И прежде он ласковым взором приветствовал свое гнездо, но этот взор не блистал той любовью, какой блистал теперь. Тогда он был одинок. Сиротливей чувствовал он себя с годами, и нередко щемящее одиночество неутоленная потребность любви заставляли его забываться в вине. Но теперь другое дело! Дух любимого создания уже жил в доселе пустом гнезде. Еще Леночка не вошла в дом, еще она не ходила хозяйкой в поле, не оглашала чудным своим голосом молодого сада, а между тем и дом, и поле, и сад — все было полно ею, и близок был день, когда ее свежий голосок будет ежедневно раздаваться здесь, и славная, честная Леночка, как трудящаяся, домовитая ласточка, озарит дом счастием и ласкою… Какое еще может быть для человека счастие?
Так думал Григории Николаевич, посматривая вокруг и затягивая все громче и громче песню своего сердца.
Не совсем обыкновенно, верней — совсем необыкновенно сложилась жизнь этого столбового дворянина, сына заслуженного генерала. Не без борьбы пришел он к тихой пристани полумужицкого счастья. Но зато уже давно он не испытывал мук сомнения, не искал в поте лица истины, не мучился вопросами, не подходил даже к ним.

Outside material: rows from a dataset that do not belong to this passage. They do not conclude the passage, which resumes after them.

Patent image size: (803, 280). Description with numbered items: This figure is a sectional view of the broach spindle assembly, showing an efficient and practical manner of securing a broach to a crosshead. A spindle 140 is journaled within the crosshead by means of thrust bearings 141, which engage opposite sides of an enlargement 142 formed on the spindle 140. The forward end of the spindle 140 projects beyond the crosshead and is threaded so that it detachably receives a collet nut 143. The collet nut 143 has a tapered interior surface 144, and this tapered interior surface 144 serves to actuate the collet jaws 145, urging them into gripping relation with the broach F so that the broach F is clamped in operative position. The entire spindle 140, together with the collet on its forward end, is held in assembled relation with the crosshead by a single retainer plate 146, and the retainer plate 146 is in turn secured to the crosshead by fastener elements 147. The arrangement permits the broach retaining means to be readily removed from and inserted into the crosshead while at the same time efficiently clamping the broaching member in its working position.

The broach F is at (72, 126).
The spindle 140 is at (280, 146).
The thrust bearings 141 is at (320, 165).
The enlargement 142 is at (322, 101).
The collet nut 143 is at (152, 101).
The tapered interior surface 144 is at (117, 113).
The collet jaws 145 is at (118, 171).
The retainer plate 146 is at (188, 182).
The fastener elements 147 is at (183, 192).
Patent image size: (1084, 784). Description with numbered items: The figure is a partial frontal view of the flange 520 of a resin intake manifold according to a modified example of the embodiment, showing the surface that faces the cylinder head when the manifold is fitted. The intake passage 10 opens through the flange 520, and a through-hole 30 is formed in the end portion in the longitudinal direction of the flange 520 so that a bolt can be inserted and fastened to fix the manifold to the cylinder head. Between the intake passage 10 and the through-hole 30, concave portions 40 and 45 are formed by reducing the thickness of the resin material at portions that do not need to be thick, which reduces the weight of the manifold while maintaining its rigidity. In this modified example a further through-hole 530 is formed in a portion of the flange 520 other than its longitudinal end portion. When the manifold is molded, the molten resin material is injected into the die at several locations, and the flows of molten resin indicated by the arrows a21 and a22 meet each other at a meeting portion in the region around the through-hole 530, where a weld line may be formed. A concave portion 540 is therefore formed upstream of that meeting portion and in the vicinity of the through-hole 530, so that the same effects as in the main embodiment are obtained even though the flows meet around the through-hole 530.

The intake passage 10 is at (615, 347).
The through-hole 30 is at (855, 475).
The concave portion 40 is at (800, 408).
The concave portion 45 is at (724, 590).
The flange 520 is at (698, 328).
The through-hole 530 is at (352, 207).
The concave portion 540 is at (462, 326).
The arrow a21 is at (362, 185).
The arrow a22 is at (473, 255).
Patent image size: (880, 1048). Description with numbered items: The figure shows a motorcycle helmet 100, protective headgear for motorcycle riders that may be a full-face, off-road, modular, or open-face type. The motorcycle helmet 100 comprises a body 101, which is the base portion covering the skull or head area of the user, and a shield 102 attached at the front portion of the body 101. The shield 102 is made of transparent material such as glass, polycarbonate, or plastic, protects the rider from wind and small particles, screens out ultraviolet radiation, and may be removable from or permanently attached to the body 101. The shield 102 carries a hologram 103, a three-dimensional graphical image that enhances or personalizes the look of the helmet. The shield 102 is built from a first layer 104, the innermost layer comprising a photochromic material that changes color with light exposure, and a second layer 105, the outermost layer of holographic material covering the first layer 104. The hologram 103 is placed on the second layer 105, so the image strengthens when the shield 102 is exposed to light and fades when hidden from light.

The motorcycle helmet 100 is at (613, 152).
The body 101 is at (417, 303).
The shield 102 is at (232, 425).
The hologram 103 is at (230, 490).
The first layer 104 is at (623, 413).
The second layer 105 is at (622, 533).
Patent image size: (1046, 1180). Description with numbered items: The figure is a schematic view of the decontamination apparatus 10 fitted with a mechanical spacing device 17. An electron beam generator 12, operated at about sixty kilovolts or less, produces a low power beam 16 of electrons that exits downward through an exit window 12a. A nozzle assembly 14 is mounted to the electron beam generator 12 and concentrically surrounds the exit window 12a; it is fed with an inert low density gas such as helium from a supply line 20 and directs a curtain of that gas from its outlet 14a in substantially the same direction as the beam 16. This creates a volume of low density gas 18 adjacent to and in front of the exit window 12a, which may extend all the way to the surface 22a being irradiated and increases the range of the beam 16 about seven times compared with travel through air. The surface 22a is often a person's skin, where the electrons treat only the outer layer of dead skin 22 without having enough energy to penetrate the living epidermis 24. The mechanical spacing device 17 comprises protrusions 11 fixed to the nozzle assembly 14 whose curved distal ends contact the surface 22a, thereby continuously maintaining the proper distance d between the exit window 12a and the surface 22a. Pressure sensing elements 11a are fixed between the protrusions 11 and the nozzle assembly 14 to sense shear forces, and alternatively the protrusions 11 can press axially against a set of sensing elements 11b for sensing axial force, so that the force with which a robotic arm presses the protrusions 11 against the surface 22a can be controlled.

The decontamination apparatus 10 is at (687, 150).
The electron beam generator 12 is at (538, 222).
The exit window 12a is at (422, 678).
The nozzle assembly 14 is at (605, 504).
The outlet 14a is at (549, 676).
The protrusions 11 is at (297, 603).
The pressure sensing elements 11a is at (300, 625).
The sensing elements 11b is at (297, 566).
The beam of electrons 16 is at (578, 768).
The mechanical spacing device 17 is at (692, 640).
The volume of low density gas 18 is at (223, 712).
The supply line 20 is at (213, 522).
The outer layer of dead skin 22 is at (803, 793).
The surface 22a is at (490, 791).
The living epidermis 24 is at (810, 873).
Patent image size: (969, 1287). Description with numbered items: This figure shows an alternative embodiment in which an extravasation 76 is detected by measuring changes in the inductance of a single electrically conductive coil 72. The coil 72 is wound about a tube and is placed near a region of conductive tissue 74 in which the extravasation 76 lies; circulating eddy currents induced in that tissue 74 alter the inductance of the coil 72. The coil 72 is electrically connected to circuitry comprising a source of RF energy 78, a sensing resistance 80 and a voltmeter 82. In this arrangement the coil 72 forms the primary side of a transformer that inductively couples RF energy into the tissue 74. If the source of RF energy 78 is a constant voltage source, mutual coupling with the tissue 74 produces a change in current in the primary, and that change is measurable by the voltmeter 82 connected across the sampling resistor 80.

Раз он попал в колею, — он не сворачивал с нее и шел по ней с упорством вола и непоколебимой честностью испытавшего себя человека, добровольно лишившего себя большого состояния. Почему бывшего богатого морского офицера, когда-то мечтавшего о подвигах, о славе, потянуло к мужику и как он сделался таким, каков он теперь, — об этом читатель узнает из следующей главы.
XXIII
Не особенно радостно протекли детские годы Лаврентьева. Мать его умерла в чахотке еще молодой женщиной, когда младшему ее сыну и любимцу, Грише, минуло только пять лет. На другой же день после похорон приехавшая из деревни тетка, родная сестра отца осиротевшего мальчика, генерала, отличавшегося в это время на Кавказе, — старая дева лет под шестьдесят, увезла ребенка из Москвы, где, брошенная мужем, одиноко окончила свою печальную жизнь мать Григория Николаевича.
Тетка привезла племянника в свое имение в Орловской губернии. До одиннадцати лет Гриша рос в пустынном, мрачном большом барском доме, лишенный нежной ласки матери» когда эта ласка так нужна детскому сердцу, в обществе суровой, нелюдимой старухи тетки да ее компаньонки, пожилой девицы, бедной дальней родственницы, безропотно сносившей насмешки и капризы своей благодетельницы. Сиротливо и жутко было бедному мальчику, особенно в первое время, когда он был еще маленьким мальчиком. Холодом веяло от этого пустынного дома, где все ходили молчаливые, испуганные, страшась прогневить суровую барышню. Неприветлива, суха, придирчива и строга была с Гришей старая тетка. Казалось, она как будто перенесла на ребенка свою нелюбовь к покойной его матери, которая осмелилась породниться с старинным дворянским родом Лаврентьевых, происходя из мелкопоместных дворян. Брак Лаврентьева в свое время возбудил общее неудовольствие. «Если б покойный батюшка был жив, никогда не было бы такого позора!» — не раз говорила старая тетка, не стесняясь присутствием ребенка. Она ни за что не хотела видеть невестку и увидала ее в первый раз в гробу. Набожно кладя земные поклоны, она в то же время в душе радовалась, что господь прибрал наконец эту женщину, бывшую виновницей многих семейных ссор.
Маленькое создание, очутившееся в большом старом доме, не смягчило очерствевшего сердца тетки. Молчаливая, суровая, набожная и озлобленная, вечно подозрительно поглядывавшая серыми острыми глазами, часто зажигавшимися зловещим огоньком, она внушала страх не только ребенку, но и всем в доме. Ее боялись и ненавидели. Эта старая девица была одной из жестоких помещиц, так что после одного уж слишком жестокого истязания, совершенного ею над горничной, имение ее чуть было не взяли в опеку, но благодаря ее связям дело было замято. В околотке ее иначе не звали, как «старой ведьмой». Скупая, не доверявшая никому, она одиноко проводила жизнь в своем мрачном гнезде, находя, по-видимому, наслаждение наводить на всех трепет. Родные боялись ее, раз или два в год ездили к ней на поклон, как к богатой родственнице, но оставались обыкновенно недолго: очень уж неприветливо и тоскливо было в ее берлоге.